Karina writes: “I am a fan of low-fat dairy. I prefer skimmed milk and fat-free yoghurt. But lately, people have been telling me that low-fat dairy is “bad for you ” and full fat is better. When I ask why, they say it’s something to do with how the fat is removed. Another person says most of the nutrients are in the fat. What is your take on it?”
For years, health experts told people to avoid full fat dairy products and choose low or nonfat instead. Now, an increasing amount of evidence suggests that consuming full fat dairy does not increase the risk of heart disease or weight gain (as once feared).
But just because full-fat dairy is now considered “good” for you, it doesn’t follow that reduced-fat dairy must be “bad” for you. Adults who dislike the flavor of low-fat dairy can enjoy full-fat with a clear conscience. But if you prefer the low-fat stuff, I don’t see any reason why you can’t continue to enjoy it.
Homogenization and other unfounded fears
The way fat is removed from the milk is pretty low tech. It’s simply skimmed from the top or spun out in a centrifuge. Nothing to worry about there. Your friends may be thinking of the homogenization process, in which the fat is broken up into smaller droplets so that it stays suspended in the milk instead of rising to the top.

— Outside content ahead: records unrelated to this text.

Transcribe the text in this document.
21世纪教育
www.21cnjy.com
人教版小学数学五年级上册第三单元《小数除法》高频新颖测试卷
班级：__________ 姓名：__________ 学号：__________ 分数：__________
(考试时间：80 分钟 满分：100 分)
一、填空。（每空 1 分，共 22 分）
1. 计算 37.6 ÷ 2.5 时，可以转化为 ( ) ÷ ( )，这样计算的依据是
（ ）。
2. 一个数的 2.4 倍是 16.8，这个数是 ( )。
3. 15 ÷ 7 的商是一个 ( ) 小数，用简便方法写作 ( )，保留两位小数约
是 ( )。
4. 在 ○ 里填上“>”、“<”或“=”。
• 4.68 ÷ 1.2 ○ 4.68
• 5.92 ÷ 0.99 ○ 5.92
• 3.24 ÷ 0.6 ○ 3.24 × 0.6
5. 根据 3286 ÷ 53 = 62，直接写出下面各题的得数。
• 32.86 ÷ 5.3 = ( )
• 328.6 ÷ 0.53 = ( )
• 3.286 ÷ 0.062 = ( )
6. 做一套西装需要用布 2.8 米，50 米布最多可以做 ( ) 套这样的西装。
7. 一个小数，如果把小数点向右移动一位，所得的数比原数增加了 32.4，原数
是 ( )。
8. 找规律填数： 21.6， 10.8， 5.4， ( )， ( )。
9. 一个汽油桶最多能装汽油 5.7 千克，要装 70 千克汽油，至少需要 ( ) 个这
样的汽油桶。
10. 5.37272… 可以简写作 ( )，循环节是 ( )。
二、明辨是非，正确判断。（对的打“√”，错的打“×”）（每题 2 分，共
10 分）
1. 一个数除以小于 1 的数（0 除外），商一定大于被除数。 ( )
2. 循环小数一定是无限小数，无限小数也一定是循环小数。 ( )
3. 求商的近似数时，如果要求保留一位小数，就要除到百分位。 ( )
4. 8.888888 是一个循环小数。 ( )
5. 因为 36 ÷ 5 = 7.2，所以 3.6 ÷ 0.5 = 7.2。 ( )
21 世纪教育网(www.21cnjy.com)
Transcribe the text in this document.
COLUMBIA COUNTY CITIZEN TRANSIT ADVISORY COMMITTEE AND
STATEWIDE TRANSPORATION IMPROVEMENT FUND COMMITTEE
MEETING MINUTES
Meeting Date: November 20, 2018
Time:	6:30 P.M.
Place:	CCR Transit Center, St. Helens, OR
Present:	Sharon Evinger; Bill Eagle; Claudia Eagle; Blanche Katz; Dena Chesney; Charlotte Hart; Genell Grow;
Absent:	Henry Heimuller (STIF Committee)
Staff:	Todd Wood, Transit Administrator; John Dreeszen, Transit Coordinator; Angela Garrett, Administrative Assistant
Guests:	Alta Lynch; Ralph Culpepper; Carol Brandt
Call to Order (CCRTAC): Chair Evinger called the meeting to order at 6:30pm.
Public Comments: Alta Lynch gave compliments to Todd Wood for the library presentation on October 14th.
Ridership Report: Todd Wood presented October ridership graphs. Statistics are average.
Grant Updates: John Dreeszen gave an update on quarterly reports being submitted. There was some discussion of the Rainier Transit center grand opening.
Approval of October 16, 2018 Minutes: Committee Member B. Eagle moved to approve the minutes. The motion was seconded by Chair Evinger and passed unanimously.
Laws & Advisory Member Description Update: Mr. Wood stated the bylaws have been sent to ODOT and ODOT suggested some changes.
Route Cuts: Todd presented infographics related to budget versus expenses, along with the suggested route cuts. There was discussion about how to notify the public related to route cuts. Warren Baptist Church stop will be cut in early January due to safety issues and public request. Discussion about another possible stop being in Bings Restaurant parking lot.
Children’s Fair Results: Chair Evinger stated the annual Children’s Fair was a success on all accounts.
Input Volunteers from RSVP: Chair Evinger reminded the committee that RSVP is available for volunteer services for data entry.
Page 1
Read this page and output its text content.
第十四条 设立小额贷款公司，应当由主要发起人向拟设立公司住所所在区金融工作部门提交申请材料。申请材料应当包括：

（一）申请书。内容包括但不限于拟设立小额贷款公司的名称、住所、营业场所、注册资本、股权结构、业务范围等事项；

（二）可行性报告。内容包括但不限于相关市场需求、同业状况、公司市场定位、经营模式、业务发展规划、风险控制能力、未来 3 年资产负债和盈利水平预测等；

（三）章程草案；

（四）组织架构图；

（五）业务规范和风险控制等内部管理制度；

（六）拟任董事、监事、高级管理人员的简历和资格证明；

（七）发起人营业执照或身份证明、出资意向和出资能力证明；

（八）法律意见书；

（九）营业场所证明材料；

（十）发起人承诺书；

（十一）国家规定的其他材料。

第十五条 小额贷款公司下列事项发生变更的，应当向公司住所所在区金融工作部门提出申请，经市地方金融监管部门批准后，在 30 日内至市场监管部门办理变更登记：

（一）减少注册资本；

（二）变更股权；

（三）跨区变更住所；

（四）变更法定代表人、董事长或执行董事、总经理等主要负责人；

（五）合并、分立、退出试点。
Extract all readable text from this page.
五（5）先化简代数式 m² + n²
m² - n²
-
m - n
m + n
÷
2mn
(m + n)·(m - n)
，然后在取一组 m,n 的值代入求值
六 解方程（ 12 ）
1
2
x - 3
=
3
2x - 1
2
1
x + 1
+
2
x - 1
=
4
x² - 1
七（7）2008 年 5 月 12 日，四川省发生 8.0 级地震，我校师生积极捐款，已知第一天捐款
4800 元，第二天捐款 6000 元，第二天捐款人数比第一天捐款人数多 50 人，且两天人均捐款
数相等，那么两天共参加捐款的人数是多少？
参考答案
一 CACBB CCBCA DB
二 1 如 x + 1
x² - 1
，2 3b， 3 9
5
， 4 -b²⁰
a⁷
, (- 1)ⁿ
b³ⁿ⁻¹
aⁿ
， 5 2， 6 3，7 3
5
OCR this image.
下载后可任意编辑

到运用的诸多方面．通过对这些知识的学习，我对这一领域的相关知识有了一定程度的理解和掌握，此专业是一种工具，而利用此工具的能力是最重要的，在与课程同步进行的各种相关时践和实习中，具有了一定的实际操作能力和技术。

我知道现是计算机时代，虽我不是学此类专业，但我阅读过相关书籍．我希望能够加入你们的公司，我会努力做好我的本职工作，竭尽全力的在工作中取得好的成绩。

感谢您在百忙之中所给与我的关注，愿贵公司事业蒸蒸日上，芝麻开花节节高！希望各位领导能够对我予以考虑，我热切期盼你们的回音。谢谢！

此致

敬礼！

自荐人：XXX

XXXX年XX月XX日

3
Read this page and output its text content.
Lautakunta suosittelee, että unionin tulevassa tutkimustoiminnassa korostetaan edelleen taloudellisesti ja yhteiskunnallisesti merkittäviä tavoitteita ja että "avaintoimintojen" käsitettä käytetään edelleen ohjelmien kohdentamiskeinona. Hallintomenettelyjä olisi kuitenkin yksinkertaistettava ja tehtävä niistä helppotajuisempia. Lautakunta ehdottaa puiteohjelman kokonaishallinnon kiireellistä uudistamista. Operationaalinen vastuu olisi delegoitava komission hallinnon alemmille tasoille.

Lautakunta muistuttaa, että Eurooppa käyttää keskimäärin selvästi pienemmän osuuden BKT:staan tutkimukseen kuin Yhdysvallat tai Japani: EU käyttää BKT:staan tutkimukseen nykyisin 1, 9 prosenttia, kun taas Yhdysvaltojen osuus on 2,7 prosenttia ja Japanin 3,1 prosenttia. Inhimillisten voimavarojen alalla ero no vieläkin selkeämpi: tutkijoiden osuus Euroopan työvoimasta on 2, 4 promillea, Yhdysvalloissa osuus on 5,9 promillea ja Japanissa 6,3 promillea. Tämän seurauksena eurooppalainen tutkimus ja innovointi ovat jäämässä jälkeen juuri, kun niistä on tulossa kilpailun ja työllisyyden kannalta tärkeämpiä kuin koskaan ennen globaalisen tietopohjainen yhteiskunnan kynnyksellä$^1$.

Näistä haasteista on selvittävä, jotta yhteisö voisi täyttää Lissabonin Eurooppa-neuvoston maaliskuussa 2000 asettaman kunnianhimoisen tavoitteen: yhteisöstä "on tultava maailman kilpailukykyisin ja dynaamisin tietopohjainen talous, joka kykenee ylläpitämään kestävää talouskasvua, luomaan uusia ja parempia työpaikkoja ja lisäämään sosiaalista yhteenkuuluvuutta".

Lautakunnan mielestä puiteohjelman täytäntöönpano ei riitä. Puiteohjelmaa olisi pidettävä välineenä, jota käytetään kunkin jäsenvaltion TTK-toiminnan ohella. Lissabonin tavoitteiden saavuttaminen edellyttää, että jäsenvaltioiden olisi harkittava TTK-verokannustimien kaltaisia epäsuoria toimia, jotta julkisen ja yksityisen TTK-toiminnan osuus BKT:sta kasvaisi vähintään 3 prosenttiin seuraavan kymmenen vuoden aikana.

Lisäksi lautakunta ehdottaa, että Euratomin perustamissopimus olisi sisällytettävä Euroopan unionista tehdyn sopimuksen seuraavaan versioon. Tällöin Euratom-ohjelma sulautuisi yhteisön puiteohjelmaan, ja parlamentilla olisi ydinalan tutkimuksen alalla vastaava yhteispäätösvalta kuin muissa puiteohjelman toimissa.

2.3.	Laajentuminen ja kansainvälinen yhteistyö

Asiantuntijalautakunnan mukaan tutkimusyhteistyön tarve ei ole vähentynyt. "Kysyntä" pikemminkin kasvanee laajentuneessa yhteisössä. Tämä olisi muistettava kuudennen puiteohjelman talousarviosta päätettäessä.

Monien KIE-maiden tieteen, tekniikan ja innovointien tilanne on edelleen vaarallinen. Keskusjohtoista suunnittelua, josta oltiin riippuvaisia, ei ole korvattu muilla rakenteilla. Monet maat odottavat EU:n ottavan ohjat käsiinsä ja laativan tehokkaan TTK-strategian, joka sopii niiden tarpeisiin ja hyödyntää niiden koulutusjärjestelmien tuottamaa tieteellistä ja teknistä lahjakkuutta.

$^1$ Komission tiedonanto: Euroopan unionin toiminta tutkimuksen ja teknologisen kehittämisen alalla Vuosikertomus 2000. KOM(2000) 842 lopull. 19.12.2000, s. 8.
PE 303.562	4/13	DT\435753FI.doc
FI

Although there were once fears about the dangers of homogenization in some circles, these have been put to rest by subsequent research. But even if those rumors had panned out, the alleged danger would be in drinking whole milk, not skim, which is not homogenized.
Where are the nutrients?
As for most of the nutrients being in the fat, you actually get slightly more protein and calcium from 8 ounces of skim milk than you do from 8 ounces of whole milk. Full fat milk does contain small amounts of conjugated linoleic acid, though, which you wouldn’t get from skim milk.
Vitamin A & D are two fat soluble vitamins that are often added to milk here in the U.S., but the levels of A & D are the same in fat-free and whole milk, because they are added after the fat is skimmed. And research shows that your body absorbs these nutrients just fine, even from skim milk. Apparently even a small amount of fat from other foods is enough to escort them safely across the intestinal border.
Hope that clears up any concerns (except, of course, about the reliability of your friends’ nutrition advice).